You get on a plane, settle in for a long trip, and assume that one of your fellow passengers is an on-duty, well-trained TSA air marshal who would know what to do if somebody tried to high-jack the plane.
Robert MacLean was one of those marshals and he took his job so seriously he challenged his bosses on some moves they made that endangered your safety.
First time, it was when the TSA told its air marshals that they would no longer be assigned to any long flights because the Agency wasn't going to pay for them to sleep in hotels at the ends of such journeys. Budget cuts, you know.
Neither the TSA nor Homeland Security listened when MacLean said that was crazy, especially because Al Qaeda had just issued new threats to high-jack planes. So he quietly leaked the directive to the press. The resulting public uproar made the TSA rescind the order and put marshals back on those flights.
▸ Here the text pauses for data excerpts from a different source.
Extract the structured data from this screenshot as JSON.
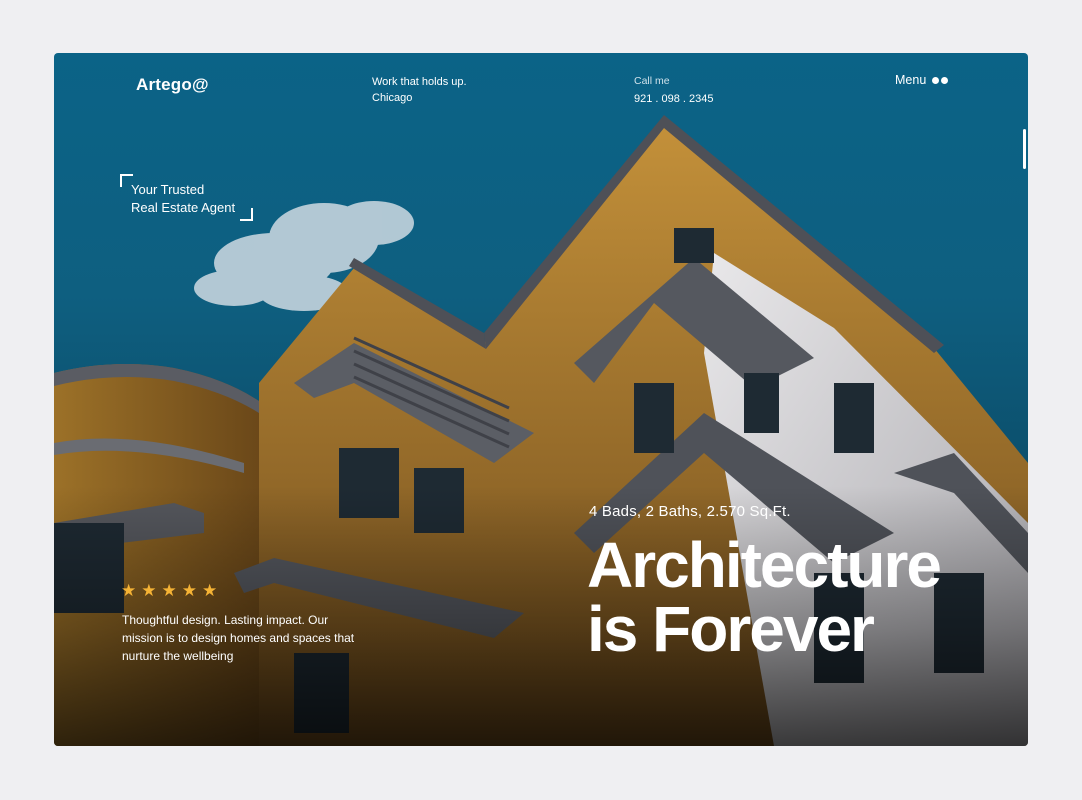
{
  "nav": {
    "logo": "Artego@",
    "tagline_line1": "Work that holds up.",
    "tagline_line2": "Chicago",
    "call_label": "Call me",
    "phone": "921 . 098 . 2345",
    "menu_label": "Menu"
  },
  "hero": {
    "trusted_line1": "Your Trusted",
    "trusted_line2": "Real Estate Agent",
    "rating": 5,
    "mission": "Thoughtful design. Lasting impact. Our mission is to design homes and spaces that nurture the wellbeing",
    "specs": "4 Bads,  2 Baths,  2.570 Sq.Ft.",
    "headline_line1": "Architecture",
    "headline_line2": "is Forever"
  },
  "colors": {
    "sky": "#0b6387",
    "star": "#f5b335",
    "facade": "#b8862e",
    "text": "#ffffff"
  },
  "icons": [
    "menu-dots-icon",
    "star-icon",
    "frame-corner-icon"
  ]
}
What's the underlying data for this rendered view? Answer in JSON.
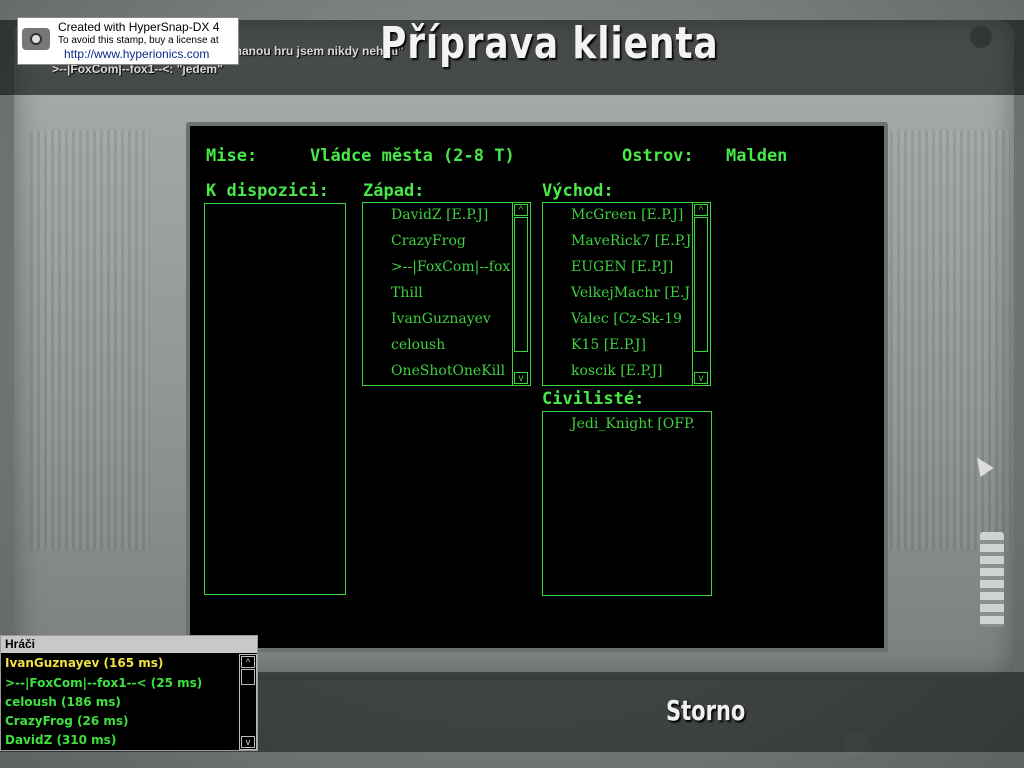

Then, some brilliant soul issued a dress code for all marshals. MacLean figured they'd possibly be the only guys on the planes wearing suits and ties; he told his bosses this would help high-jackers identify marshals, which is not a good idea. Again, the brass didn't listen.
This time MacLean did a television interview, with his face obscured to preserve both his identity as an air marshal and as a whistleblower. But somebody at TSA recognized his voice. MacLean told them that both leaks were his doing, that he'd gone to the media because public safety was at stake.
And so was MacLean's career. After firing him, the TSA retroactively classified the directives he had leaked as "sensitive," making him ineligible for whistleblower protections. Now the US Department of Justice has asked the US Supreme Court to repeal a lower court's ruling that MacLean is a bona fide whistleblower, not a lawbreaker. The Supreme Court may or may not take the case.